This is obviously some viral marketing bullshit. Do us a favour, El Reg, stop giving it airtime. You're just making it worse. :(
Pity if you will poor Prince Obi - our fave Lad from Lagos who last month made a YouTube appeal for assistance - because the poor bloke's apparently stranded in London having flown in to do business with one James Alexander Smith. Sadly, it's evident that Smith has led Prince Obi a merry dance. For shame... Lovely. You …
"Whore books" ! Brilliant !
Think they've shot their bolt with the whole soap-opera bit a little now though. Could have strung this one out a little longer for our entertainment, perhaps a bit more banter between the two before the lucky "Prince" came to London but yeah - good fun while it lasted :)
Oh come on, it's just a bit of a laugh. Looks like some guy who does acting and makes movies decided to do a 419 video. Don't take it so bloody seriously, if you're not interested, there is no one forcing you to read the article or watch the video.
I dunno some people are just too up tight.
Seriously, who gives a flying squirrel's left nutsack whether this is viral marketing or not?
Or are you so worried that you're such a mindless slave to marketing that you clearly won't be able to resist the creator's obvious "Jedi mind trick" ability to make you buy whatever they're selling?
Sheesh, some people just like to complain about nothing...

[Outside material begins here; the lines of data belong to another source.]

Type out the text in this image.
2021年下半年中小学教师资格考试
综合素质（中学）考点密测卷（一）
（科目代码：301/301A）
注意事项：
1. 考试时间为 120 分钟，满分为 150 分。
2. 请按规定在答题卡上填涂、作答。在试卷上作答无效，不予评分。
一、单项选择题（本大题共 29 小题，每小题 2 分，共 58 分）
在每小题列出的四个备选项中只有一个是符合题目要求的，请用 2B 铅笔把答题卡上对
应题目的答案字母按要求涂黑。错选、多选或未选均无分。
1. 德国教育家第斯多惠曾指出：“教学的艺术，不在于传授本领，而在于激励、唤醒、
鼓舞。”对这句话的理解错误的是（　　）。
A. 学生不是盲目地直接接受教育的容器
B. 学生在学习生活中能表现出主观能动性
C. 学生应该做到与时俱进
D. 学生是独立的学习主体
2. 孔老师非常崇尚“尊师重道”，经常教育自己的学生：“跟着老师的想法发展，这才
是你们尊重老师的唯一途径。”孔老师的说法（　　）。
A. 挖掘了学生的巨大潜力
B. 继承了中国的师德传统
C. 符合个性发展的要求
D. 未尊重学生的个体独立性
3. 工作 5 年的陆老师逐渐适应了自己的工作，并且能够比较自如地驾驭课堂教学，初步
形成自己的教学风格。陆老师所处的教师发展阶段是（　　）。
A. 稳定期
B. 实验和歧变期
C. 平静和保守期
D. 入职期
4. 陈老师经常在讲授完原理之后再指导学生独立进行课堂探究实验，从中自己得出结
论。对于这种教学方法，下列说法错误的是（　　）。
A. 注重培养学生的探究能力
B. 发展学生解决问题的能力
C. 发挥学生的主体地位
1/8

Some commentards are just plain stupid...
Anyway, adding to the choir, the first ones were funnier, this one... Meh.
What is funniest for me is that one of my friends looks quite a bit like "Prince Obi", and speaks in a similar way too! Only he is from Liberia, not Nigeria... I'm probably committing a terrible African faux pas by saying that they sound similar -- maybe like saying that a German and French sound similar when speaking English -- but I care not.
The advertising industry is one of the most hated on the planet, and the reason is simple: their job is not merely to promote a product, but to find ways to make you want to buy it. To this end,we all know that there is no depth to which they will not sink - even outright mind control would be acceptable to these morons if it were possible.
With the advent of psychological manipulation such as that made possible first by Alan Pease with his "Body Language" shows in the 80s, and more recently Derren Brown, most of us are increasingly aware of our vulnerability to this kind of manipulation. Noting seanj's comment above, if you think you are immune to marketing "Jedi mind tricks" you are deluding yourself. Unless you have a PhD in psych science, chances are you've purchased at least one product on the strength of manipulative advertising, whether or not you were aware of being manipulated at the time. I myself have become a paranoid advert-hater as a result of this manipulative behaviour of the advertising industry, and even I've been sucked in on a few occasions; I'll freely admit it.
This new wave of viral marketing is just the latest attempt by the advertising industry to invade popular culture and humour and turn it to their own devious ends. This awareness is why so many of the commenters above hate it. It demeans and belittles the value of humour and infects cultural memetics with false memes. Fortunately society has its own antibodies against this disease: a meme becomes "old" or "uncool" the moment the advertising industry gets its grubby mitts on it. Look at what happened to the rickroll, for example - it's dead in the water. And look at how easily the majority of people here have spotted this video series for what it is - a viral marketing attempt, with "Prince Obi" soon to appear on YouTube or even on TV selling something or other - and people will say "Oh, that's that funny guy on YouTube!" and create an association of humour that supposedly will induce them to buy the product.
Yet it'll probably backfire. Would you buy something from someone you had been led to think was a fraudster?